1
Después que Nabucodonosor, rey de Babilonia, había llevado cautivos a Joaquín hijo de Joacim, rey de Judá, a los magistrados de Judá, a los artesanos y a los herreros, de Jerusalén a Babilonia, Jehovah me mostró una visión: He aquí, dos canastas de higos estaban puestas delante del templo de Jehovah.
2
Una de las canastas tenía higos muy buenos, como brevas; la otra canasta tenía higos muy malos, tan malos que no se podían comer.
3
Y Jehovah me dijo: —¿Qué ves, Jeremías?

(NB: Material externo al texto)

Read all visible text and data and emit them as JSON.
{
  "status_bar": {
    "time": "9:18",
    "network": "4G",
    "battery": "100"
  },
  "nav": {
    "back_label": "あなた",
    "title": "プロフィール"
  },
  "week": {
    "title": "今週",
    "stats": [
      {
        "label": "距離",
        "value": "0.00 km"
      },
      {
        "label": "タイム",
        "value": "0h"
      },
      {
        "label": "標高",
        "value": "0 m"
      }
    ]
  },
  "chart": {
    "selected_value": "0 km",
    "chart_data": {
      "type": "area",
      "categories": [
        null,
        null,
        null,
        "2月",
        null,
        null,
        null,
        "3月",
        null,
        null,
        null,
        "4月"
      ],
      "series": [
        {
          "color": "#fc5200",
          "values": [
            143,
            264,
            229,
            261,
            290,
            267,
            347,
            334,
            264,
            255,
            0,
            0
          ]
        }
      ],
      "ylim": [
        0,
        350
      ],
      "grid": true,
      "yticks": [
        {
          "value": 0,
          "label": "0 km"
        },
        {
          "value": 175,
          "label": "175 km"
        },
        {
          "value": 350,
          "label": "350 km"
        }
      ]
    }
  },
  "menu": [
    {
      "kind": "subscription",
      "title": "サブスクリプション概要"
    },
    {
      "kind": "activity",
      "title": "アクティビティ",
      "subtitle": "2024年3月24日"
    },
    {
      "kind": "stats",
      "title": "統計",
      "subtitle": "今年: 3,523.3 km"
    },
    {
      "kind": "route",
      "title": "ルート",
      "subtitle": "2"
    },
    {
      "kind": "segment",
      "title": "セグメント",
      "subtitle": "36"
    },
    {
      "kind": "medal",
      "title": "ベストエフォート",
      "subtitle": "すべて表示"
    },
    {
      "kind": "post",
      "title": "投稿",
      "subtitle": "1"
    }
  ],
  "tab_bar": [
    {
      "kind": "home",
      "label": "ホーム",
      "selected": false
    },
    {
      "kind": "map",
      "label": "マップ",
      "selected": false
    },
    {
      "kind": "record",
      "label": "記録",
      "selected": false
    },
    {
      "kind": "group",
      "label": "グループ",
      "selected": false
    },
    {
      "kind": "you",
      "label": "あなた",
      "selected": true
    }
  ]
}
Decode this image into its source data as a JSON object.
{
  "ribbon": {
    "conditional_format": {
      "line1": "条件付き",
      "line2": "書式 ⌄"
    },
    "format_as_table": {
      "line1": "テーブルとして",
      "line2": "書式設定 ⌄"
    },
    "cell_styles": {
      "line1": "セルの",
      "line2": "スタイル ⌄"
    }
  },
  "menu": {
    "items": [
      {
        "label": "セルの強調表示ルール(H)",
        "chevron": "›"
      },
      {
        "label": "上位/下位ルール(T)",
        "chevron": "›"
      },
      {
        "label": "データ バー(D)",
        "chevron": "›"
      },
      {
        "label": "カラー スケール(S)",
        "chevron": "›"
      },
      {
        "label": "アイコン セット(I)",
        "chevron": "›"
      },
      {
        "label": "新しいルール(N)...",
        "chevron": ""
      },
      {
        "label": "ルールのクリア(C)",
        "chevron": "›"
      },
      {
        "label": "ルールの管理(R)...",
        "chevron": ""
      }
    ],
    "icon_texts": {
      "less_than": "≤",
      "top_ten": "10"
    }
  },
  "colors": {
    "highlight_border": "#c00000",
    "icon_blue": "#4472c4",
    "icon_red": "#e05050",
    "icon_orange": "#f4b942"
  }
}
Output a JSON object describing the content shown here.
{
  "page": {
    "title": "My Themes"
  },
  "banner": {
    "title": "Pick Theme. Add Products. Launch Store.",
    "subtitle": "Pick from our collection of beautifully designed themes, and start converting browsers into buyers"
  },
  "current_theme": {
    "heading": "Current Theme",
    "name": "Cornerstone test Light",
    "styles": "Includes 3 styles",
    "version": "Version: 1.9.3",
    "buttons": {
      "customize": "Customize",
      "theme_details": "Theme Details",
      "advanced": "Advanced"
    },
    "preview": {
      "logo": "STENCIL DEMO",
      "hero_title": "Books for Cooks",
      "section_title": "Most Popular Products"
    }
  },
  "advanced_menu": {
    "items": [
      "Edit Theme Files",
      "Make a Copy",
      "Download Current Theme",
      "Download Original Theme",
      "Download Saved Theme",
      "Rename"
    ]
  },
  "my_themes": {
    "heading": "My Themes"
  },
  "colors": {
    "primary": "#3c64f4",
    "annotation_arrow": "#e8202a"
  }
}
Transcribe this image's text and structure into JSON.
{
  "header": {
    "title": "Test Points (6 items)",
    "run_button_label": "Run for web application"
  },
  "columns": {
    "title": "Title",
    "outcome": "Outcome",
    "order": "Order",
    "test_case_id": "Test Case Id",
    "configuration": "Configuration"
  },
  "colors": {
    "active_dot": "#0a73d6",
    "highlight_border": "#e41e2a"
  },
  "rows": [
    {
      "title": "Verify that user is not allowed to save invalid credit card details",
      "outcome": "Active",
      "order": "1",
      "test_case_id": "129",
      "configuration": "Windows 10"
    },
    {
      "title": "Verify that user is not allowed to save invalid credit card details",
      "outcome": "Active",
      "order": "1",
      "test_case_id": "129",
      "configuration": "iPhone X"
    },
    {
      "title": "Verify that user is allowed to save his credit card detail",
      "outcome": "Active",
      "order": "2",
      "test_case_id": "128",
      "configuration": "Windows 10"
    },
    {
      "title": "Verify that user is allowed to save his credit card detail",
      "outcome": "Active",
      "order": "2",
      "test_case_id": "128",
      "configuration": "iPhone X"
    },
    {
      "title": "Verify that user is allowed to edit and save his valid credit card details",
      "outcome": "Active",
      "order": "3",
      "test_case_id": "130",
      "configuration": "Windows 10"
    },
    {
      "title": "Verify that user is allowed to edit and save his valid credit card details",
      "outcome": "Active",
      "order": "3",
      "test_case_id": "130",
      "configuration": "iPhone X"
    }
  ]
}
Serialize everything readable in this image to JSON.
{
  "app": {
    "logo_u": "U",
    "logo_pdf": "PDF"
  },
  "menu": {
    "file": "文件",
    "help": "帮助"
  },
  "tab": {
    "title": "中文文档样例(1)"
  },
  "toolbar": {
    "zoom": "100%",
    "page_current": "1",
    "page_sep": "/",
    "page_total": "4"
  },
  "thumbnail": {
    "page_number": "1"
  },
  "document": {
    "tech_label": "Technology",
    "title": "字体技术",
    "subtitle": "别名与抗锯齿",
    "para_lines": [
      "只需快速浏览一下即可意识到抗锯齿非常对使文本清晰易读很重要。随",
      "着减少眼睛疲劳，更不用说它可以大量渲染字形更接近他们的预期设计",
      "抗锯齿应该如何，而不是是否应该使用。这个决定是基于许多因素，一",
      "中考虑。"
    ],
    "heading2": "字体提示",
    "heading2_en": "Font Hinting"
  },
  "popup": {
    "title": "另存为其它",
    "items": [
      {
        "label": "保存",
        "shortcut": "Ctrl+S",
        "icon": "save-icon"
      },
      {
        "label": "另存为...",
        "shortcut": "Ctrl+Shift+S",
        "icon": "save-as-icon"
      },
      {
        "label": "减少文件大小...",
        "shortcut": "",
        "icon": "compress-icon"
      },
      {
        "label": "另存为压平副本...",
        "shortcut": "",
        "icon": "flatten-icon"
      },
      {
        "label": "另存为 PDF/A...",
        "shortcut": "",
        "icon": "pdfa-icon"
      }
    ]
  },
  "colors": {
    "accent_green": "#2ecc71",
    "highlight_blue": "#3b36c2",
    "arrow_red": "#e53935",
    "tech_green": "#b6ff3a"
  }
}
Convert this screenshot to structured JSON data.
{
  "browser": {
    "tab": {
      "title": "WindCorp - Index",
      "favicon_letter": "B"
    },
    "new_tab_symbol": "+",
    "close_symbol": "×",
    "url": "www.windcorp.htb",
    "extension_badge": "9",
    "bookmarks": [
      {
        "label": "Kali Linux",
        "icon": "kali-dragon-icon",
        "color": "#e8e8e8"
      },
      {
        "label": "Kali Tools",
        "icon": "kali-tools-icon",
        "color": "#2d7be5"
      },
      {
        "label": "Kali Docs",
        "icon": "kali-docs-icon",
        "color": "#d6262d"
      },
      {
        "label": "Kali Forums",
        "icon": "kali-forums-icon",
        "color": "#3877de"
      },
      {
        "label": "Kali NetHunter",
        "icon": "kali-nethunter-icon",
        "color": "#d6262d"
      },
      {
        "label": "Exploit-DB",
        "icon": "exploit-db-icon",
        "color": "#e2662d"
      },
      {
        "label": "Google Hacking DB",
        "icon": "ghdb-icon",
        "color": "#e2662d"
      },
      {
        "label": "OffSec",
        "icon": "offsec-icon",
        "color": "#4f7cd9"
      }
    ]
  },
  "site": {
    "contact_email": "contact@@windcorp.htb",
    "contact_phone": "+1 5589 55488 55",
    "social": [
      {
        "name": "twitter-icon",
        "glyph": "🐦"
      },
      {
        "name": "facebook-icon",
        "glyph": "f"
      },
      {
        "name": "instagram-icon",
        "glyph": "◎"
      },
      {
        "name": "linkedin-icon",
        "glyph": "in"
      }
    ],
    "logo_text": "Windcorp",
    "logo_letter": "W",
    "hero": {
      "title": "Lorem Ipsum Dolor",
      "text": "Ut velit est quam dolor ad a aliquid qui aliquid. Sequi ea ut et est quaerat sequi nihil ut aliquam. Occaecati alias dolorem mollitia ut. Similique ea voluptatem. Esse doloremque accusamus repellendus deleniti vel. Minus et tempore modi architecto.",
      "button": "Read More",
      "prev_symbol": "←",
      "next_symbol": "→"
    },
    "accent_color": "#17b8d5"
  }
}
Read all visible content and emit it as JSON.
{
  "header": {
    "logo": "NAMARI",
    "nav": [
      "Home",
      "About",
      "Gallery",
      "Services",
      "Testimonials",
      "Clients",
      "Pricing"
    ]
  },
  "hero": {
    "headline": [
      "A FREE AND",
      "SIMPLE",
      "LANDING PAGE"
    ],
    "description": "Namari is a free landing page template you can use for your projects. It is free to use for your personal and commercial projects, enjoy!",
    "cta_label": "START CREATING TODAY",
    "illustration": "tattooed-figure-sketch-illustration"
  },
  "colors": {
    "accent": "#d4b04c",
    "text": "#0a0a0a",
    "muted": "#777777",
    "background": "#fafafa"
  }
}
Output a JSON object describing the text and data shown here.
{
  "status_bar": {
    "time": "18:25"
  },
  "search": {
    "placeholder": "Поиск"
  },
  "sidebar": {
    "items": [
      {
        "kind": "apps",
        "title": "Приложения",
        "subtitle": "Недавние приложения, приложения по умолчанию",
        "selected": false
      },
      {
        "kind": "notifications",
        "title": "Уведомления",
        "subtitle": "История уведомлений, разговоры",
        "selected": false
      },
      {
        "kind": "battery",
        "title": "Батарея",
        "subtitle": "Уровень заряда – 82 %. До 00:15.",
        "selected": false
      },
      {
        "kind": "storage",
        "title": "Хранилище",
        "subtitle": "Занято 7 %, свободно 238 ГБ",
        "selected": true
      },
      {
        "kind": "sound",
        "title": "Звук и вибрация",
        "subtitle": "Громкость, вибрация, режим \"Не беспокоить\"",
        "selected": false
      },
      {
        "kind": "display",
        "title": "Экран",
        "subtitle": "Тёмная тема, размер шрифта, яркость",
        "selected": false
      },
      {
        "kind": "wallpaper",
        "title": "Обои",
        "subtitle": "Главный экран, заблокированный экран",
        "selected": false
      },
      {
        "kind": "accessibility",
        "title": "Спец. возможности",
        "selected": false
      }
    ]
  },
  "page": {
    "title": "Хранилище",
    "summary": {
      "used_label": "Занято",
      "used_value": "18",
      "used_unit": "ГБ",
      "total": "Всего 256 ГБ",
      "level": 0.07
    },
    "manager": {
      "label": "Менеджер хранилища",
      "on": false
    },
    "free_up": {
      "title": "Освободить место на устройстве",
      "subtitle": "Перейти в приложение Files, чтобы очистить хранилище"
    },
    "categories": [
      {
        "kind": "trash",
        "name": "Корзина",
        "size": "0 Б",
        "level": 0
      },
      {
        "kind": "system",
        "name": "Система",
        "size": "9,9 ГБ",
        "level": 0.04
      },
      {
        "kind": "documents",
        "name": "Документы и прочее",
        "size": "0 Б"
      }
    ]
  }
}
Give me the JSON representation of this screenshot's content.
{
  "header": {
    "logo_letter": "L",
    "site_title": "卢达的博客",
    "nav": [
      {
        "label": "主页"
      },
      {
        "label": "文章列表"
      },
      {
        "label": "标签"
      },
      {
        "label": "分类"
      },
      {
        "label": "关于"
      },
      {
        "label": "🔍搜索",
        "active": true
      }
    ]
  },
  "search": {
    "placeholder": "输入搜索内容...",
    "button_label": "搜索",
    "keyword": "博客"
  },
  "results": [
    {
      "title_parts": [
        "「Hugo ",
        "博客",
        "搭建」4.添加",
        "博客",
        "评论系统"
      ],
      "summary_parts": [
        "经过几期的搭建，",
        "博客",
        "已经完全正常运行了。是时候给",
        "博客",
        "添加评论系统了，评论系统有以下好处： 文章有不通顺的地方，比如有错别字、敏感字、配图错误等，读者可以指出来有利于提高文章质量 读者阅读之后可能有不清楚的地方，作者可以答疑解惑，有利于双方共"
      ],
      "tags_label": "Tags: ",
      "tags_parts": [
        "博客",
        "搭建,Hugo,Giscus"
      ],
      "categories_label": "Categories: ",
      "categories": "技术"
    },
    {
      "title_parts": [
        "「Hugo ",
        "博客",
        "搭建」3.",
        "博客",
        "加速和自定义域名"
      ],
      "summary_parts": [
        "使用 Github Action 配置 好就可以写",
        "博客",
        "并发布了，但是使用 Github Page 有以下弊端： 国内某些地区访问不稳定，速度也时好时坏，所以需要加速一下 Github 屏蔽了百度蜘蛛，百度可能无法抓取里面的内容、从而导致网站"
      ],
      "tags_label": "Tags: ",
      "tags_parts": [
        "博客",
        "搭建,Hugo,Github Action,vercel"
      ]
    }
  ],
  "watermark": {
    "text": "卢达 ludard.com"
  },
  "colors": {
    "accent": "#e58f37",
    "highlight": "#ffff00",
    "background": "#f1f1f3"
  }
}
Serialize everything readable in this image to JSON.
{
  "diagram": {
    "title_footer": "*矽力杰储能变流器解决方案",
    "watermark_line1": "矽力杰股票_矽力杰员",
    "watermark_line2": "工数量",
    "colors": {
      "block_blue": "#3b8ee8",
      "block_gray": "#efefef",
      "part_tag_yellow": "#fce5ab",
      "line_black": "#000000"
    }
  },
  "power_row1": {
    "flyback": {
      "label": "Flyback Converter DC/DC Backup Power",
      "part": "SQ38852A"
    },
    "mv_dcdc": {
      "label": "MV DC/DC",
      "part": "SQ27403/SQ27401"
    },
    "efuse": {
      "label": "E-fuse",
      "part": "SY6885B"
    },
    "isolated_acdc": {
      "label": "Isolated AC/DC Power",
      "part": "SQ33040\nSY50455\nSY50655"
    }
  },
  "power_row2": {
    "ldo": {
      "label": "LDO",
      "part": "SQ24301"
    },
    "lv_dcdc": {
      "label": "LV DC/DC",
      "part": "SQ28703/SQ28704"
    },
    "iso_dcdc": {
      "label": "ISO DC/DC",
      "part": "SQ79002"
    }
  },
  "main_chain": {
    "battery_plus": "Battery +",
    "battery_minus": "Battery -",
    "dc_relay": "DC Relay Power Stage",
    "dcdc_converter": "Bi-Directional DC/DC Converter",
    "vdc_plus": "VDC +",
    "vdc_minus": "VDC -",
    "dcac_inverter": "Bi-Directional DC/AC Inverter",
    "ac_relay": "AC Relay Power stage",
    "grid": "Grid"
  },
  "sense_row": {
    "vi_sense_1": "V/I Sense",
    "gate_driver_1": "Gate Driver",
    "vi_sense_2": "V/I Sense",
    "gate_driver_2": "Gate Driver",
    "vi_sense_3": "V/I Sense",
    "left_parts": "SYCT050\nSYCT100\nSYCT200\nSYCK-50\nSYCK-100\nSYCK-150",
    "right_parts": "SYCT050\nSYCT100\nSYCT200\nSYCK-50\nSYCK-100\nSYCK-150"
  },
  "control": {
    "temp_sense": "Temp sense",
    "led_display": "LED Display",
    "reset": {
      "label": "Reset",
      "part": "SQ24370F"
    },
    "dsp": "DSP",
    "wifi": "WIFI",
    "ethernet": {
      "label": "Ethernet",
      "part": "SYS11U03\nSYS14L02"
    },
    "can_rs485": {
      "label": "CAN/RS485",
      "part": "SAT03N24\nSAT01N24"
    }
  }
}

Yo dije: —Higos. Higos buenos, muy buenos; e higos malos, muy malos, tan malos que no se pueden comer.
4
Entonces vino a mí la palabra de Jehovah, diciendo:
5
—Así ha dicho Jehovah Dios de Israel: Como a estos higos buenos, así consideraré, para bien, a los que fueron llevados cautivos de Judá, a quienes eché de este lugar a la tierra de los caldeos.
6
Pondré mis ojos sobre ellos, para bien, y les haré volver a esta tierra. Los edificaré y no los destruiré; los plantaré y no los arrancaré.
7
Les daré un corazón para que me conozcan, pues yo soy Jehovah. Ellos serán mi pueblo, y yo seré su Dios, porque volverán a mí de todo corazón.
8
Porque así ha dicho Jehovah: Como con los higos malos, que por ser tan malos no se pueden comer, así procederé con Sedequías rey de Judá, con sus magistrados, con el remanente de Jerusalén que ha sido dejado en esta tierra y con los que habitan en la tierra de Egipto,
9
para mal. Y haré que ante todos los reinos de la tierra sean objeto de espanto, de oprobio, de refrán, de burla y de maldición en todos los lugares adonde yo los empuje.
10
Y enviaré sobre ellos la espada, el hambre y la peste, hasta que sean exterminados de sobre el suelo que les di a ellos y a sus padres.